As Iranian women demonstrate for their rights since the death of Mahsa Amini, on September 16, after his arrest by the morality police, the authorities released two Christians in two days. They were incarcerated in the notorious Evin prison where many protesters against the headscarf were locked up. Despite these early releases, the situation of Iranian Christians is very difficult in this theocratic country whose real power is in the hands of the Shiite clergy.
The situation of Iranian Christians was especially publicized in 2010 when the justice condemned to death by hanging the pastor Youcef Nadarkhani for evangelization and apostasy. Nadarkhani had renounced Islam, which is punishable by death under the mullahs.
Western chancelleries, including France, had pressured Iran to spare the pastor’s life. Released in September 2012, the pastor was arrested twice, the second time in 2016 with his wife and three other Christians, before being released again at the same time as her.
This highly publicized situation is the one faced by Christians from non-historical communities in Iran, such as the Church of the East or the Orthodox Church. Unlike the faithful of traditional churches, the Christians who frequent recent religious organizations are of Muslim origin and have therefore committed the official crime of apostasy. This is what led to the detention in Evin of the two Christians released in October, Fariba Dalir and Naser Navard-Goltapeh. They were pardoned by the Supreme Leader, Ali Khamanei, after respectively 200 days and five years of imprisonment.

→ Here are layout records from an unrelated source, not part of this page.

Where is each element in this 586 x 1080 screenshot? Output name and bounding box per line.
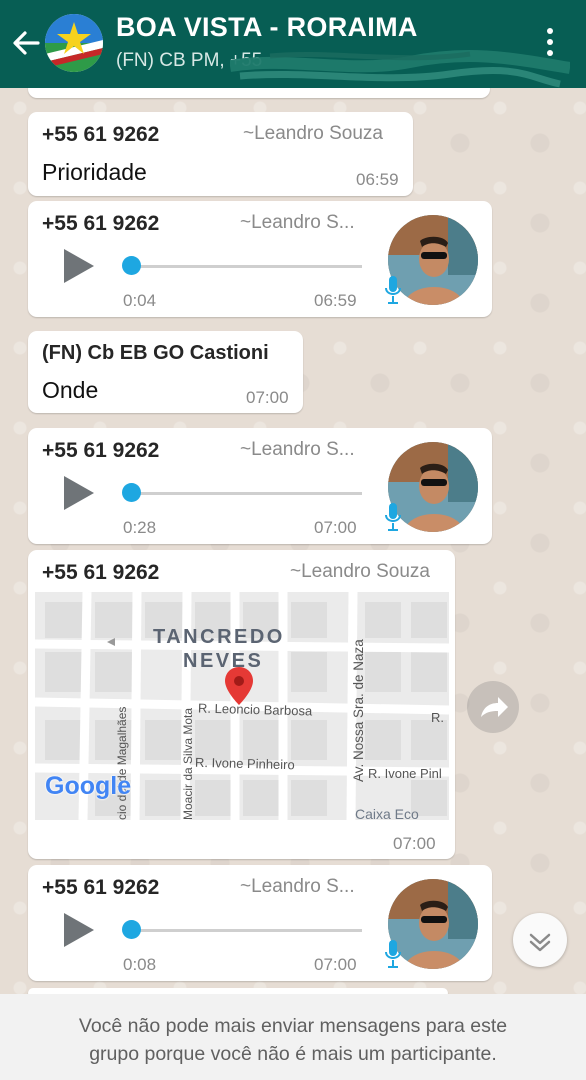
forward-button[interactable]	[467, 681, 519, 733]
read-only-notice-text: Você não pode mais enviar mensagens para…	[10, 1012, 576, 1068]
message-time: 07:00	[393, 834, 436, 853]
group-flag-icon[interactable]	[45, 14, 103, 72]
message-time: 07:00	[314, 518, 357, 537]
play-icon[interactable]	[64, 249, 94, 283]
voice-message-bubble[interactable]: +55 61 9262 ~Leandro S... 0:04 06:59	[28, 201, 492, 317]
audio-duration: 0:28	[123, 518, 157, 537]
sender-alias: ~Leandro S...	[240, 439, 355, 460]
audio-duration: 0:08	[123, 955, 157, 974]
chat-header: BOA VISTA - RORAIMA (FN) CB PM, +55	[0, 0, 586, 88]
voice-message-bubble[interactable]: +55 61 9262 ~Leandro S... 0:28 07:00	[28, 428, 492, 544]
sender-alias: ~Leandro Souza	[243, 123, 383, 144]
map-street-label: Av. Nossa Sra. de Naza	[351, 639, 366, 782]
sender-phone: +55 61 9262	[42, 212, 160, 235]
sender-alias: ~Leandro S...	[240, 212, 355, 233]
chevron-double-down-icon	[529, 933, 551, 952]
audio-seek-knob[interactable]	[122, 256, 141, 275]
forward-icon	[481, 697, 508, 717]
audio-seek-knob[interactable]	[122, 483, 141, 502]
message-text: Prioridade	[42, 159, 147, 185]
more-vert-icon[interactable]	[540, 28, 560, 60]
sender-phone: +55 61 9262	[42, 561, 160, 584]
map-street-label: R.	[431, 710, 444, 725]
audio-seek-track[interactable]	[126, 265, 362, 268]
map-street-label: R. Ivone Pinl	[368, 766, 442, 781]
audio-duration: 0:04	[123, 291, 157, 310]
location-pin-icon	[225, 667, 253, 705]
scroll-to-bottom-button[interactable]	[513, 913, 567, 967]
mic-icon	[385, 503, 401, 531]
audio-seek-knob[interactable]	[122, 920, 141, 939]
audio-seek-track[interactable]	[126, 492, 362, 495]
mic-icon	[385, 940, 401, 968]
mic-icon	[385, 276, 401, 304]
google-logo: Google	[45, 772, 132, 800]
map-street-label: R. Leoncio Barbosa	[197, 700, 313, 719]
notice-line-1: Você não pode mais enviar mensagens para…	[78, 1015, 508, 1037]
message-bubble[interactable]: (FN) Cb EB GO Castioni Onde 07:00	[28, 331, 303, 413]
message-time: 06:59	[356, 170, 399, 189]
location-map[interactable]: TANCREDO NEVES R. Leoncio Barbosa R. R. …	[35, 592, 449, 820]
message-text: Onde	[42, 377, 99, 403]
sender-phone: +55 61 9262	[42, 876, 160, 899]
sender-alias: ~Leandro S...	[240, 876, 355, 897]
message-time: 07:00	[246, 388, 289, 407]
message-time: 06:59	[314, 291, 357, 310]
voice-message-bubble[interactable]: +55 61 9262 ~Leandro S... 0:08 07:00	[28, 865, 492, 981]
notice-line-2: grupo porque você não é mais um particip…	[89, 1043, 497, 1065]
read-only-notice: Você não pode mais enviar mensagens para…	[0, 994, 586, 1080]
message-time: 07:00	[314, 955, 357, 974]
back-arrow-icon[interactable]	[10, 25, 42, 61]
sender-phone: +55 61 9262	[42, 123, 160, 146]
map-poi-label: Caixa Eco	[355, 806, 419, 820]
map-street-label: Moacir da Silva Mota	[181, 707, 195, 820]
sender-name: (FN) Cb EB GO Castioni	[42, 342, 269, 364]
redaction-scribble	[230, 50, 570, 88]
group-title[interactable]: BOA VISTA - RORAIMA	[116, 12, 418, 43]
play-icon[interactable]	[64, 913, 94, 947]
message-bubble[interactable]: +55 61 9262 ~Leandro Souza Prioridade 06…	[28, 112, 413, 196]
map-street-label: R. Ivone Pinheiro	[194, 754, 295, 773]
map-area-label: TANCREDO	[153, 626, 285, 648]
sender-alias: ~Leandro Souza	[290, 561, 430, 582]
audio-seek-track[interactable]	[126, 929, 362, 932]
sender-phone: +55 61 9262	[42, 439, 160, 462]
play-icon[interactable]	[64, 476, 94, 510]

It is difficult to know if these are liberations intended for the eyes of the West.
According to’NGOs Article 18there are at least ten other Christians imprisoned in Evin prison and eight in other prisons in Iran or abroad, with the actual numbers probably higher, concedes the association.
Violence by law enforcement and media accusations of espionage or rape
The conditions of arrest and detention are particularly trying for Christians who have to face the violence of their guards and, upstream, the police.
In April 2021, Fatemeh (Mary) Mohammadi had been sentenced to 30 days in prison and 10 lashes. Converted to Christianity, the 21-year-old was officially sentenced for participating in demonstrations against the government. She claims not to have taken part, but says that she and her family were tortured before her incarceration. “So even if I had been acquitted, it wouldn’t have been a real acquittal!” “, she denounces, while having made the choice not to appeal.
What looks like a travesty of justice is common in the criminal persecution of Christians. Youcef Nadarhani had been charged in the media of extortion, rape and espionage for the benefit of Israel when his court file mentioned only his apostasy and his missionary activities. While Pastor Farshid Fathiwas sentenced in 2012 to six years in prison for actions against national security, intelligence with the enemy and religious propaganda.
Authorities can also arrest Christians on the pretexts of theological dissent in order to divide believers. After Nadarkhani’s release in September 2012, they arrested dozens of Christians in less than two months in the south of the country, in Shiraz and Carvaz and presented their doctrines as heretical. Christians have been described in particular as being Unitarian, that is to say not believing in the Trinity, the power thus hoped that NGOs such as Open Doors would not consider them as persecuted Christians.